New York Mayor-elect Bill De Blasio (center), with wife Chirlane McCray (left) and their two children. Photo: WikiCommons.
Only in the multicultural megalopolis of New York City would a group of rabbis be called in by a Jewish newspaper editor to comment on a 116-year old letter by an eight-year-old girl questioning the existence of Christmas’s Santa Claus, in an article about whether black children need to believe Santa would be white. But it happened.
Seth Lipsky, the Jewish editor of New York’s The Sun newspaper, on Thursday wrote how this strange story began.
“By a quirk of fate, I’ve found myself tangled up in the question of Santa Claus. Happily, some learned rabbis had once helped me sort it out,” Lipsky wrote in the New York Post. “And not just any rabbis but genuine Torah sages of a rank and degree of Orthodoxy that would be unquestioned in any yeshiva.”
Apparently, The Sun originally broke the news that Santa Claus exists, in a famous newspaper editorial from 1897, with the headline, “Is There a Santa Claus?” in response to a letter from eight-year-old Virginia O’Hanlon, who lived on West 95th Street and whose friends told her she should doubt Santa’s existence.
“Virginia,” the Sun told her, “your little friends are wrong. They have been affected by the skepticism of a skeptical age. They do not believe except they see. They think that nothing can be which is not comprehensible by their little minds.”
“All minds, Virginia, whether they be men’s or children’s, are little,” the newspaper said. “In this great universe of ours, man is a mere insect, an ant, in his intellect as compared with the boundless world about him, as measured by the intelligence capable of grasping the whole of truth and knowledge. Yes, Virginia, there is a Santa. He exists as certainly as love and generosity and devotion exist, and you know that they abound and give to your life its highest beauty and joy. . . ”
“Not believe in Santa Claus!” the Sun exclaimed. “You might as well not believe in fairies!”
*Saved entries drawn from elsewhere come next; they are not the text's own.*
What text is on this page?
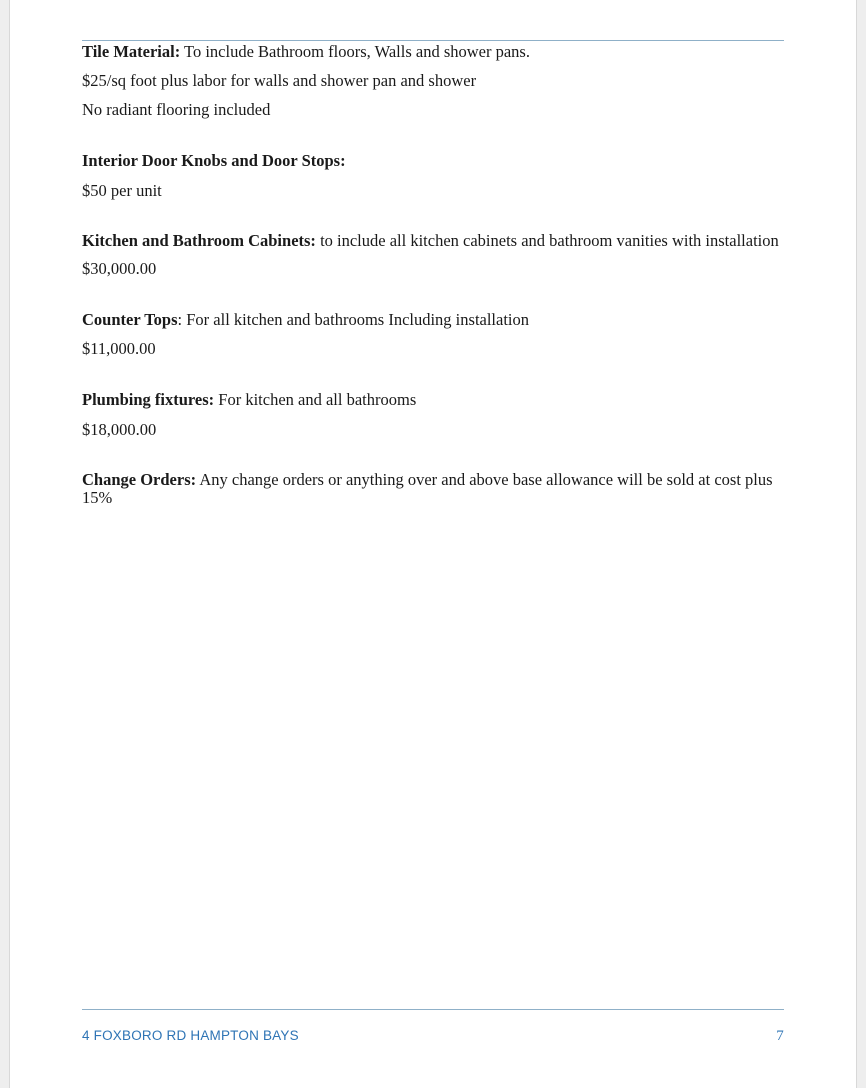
Tile Material: To include Bathroom floors, Walls and shower pans.

$25/sq foot plus labor for walls and shower pan and shower

No radiant flooring included

Interior Door Knobs and Door Stops:

$50 per unit

Kitchen and Bathroom Cabinets: to include all kitchen cabinets and bathroom vanities with installation

$30,000.00

Counter Tops: For all kitchen and bathrooms Including installation

$11,000.00

Plumbing fixtures: For kitchen and all bathrooms

$18,000.00

Change Orders: Any change orders or anything over and above base allowance will be sold at cost plus 15%

4 FOXBORO RD HAMPTON BAYS	7
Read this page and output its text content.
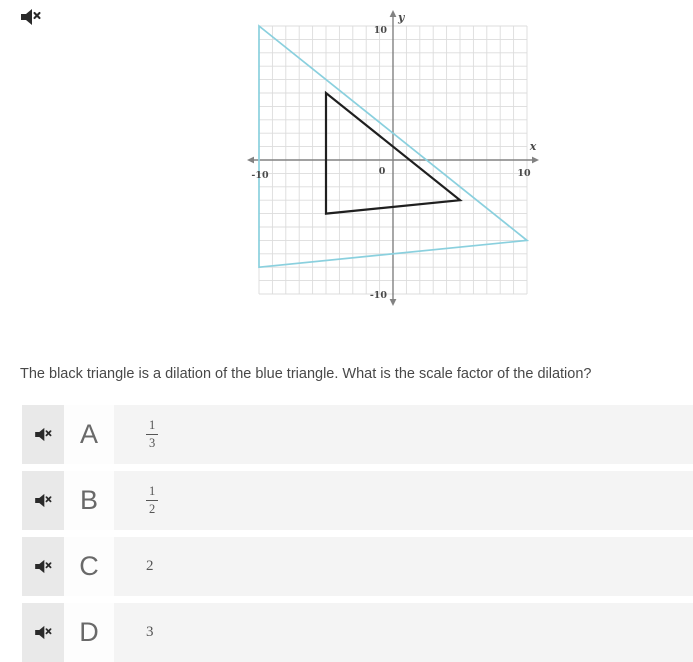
10
y
-10
x
10
-10	0
The black triangle is a dilation of the blue triangle. What is the scale factor of the dilation?
A	$\frac{1}{3}$
B	$\frac{1}{2}$
C	2
D	3
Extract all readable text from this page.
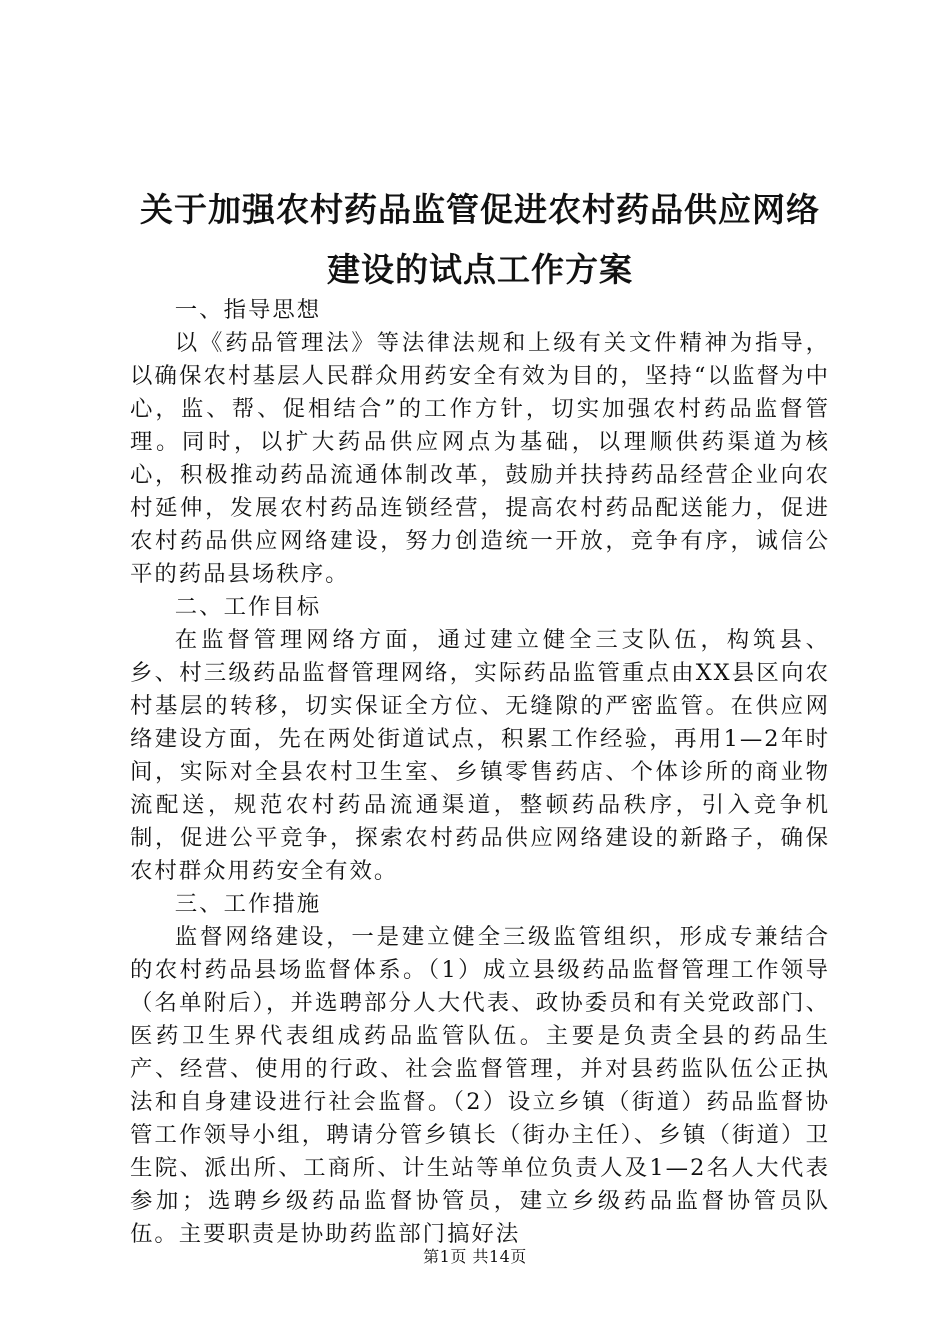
关于加强农村药品监管促进农村药品供应网络
建设的试点工作方案
一、指导思想

以《药品管理法》等法律法规和上级有关文件精神为指导，以确保农村基层人民群众用药安全有效为目的，坚持“以监督为中心，监、帮、促相结合”的工作方针，切实加强农村药品监督管理。同时，以扩大药品供应网点为基础，以理顺供药渠道为核心，积极推动药品流通体制改革，鼓励并扶持药品经营企业向农村延伸，发展农村药品连锁经营，提高农村药品配送能力，促进农村药品供应网络建设，努力创造统一开放，竞争有序，诚信公平的药品县场秩序。

二、工作目标

在监督管理网络方面，通过建立健全三支队伍，构筑县、乡、村三级药品监督管理网络，实际药品监管重点由XX县区向农村基层的转移，切实保证全方位、无缝隙的严密监管。在供应网络建设方面，先在两处街道试点，积累工作经验，再用1—2年时间，实际对全县农村卫生室、乡镇零售药店、个体诊所的商业物流配送，规范农村药品流通渠道，整顿药品秩序，引入竞争机制，促进公平竞争，探索农村药品供应网络建设的新路子，确保农村群众用药安全有效。

三、工作措施

监督网络建设，一是建立健全三级监管组织，形成专兼结合的农村药品县场监督体系。（1）成立县级药品监督管理工作领导（名单附后），并选聘部分人大代表、政协委员和有关党政部门、医药卫生界代表组成药品监管队伍。主要是负责全县的药品生产、经营、使用的行政、社会监督管理，并对县药监队伍公正执法和自身建设进行社会监督。（2）设立乡镇（街道）药品监督协管工作领导小组，聘请分管乡镇长（街办主任）、乡镇（街道）卫生院、派出所、工商所、计生站等单位负责人及1—2名人大代表参加；选聘乡级药品监督协管员，建立乡级药品监督协管员队伍。主要职责是协助药监部门搞好法

第1页 共14页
Asked to annually reprint the story, Lipsky struggled with the decision, and then thought best to ask the rabbis.
“The rabbis were unanimous. They found it delightful, a joyous articulation of faith: ‘Ah, Virginia, in all this world there is nothing else real and abiding,'” he wrote of their response.
Lipsky’s column didn’t actually answer the question posed by The Wall Street Journal‘s James Taranto, who had originally asked for The Sun to weigh in on the back-and-forth between Fox News‘s Megyn Kelly, who said that Santa was white, and Slate blogger Aisha Harris, who said he could be black, or whatever the ethnicity of the family, who hopes for him to come down their chimney on Christmas Eve.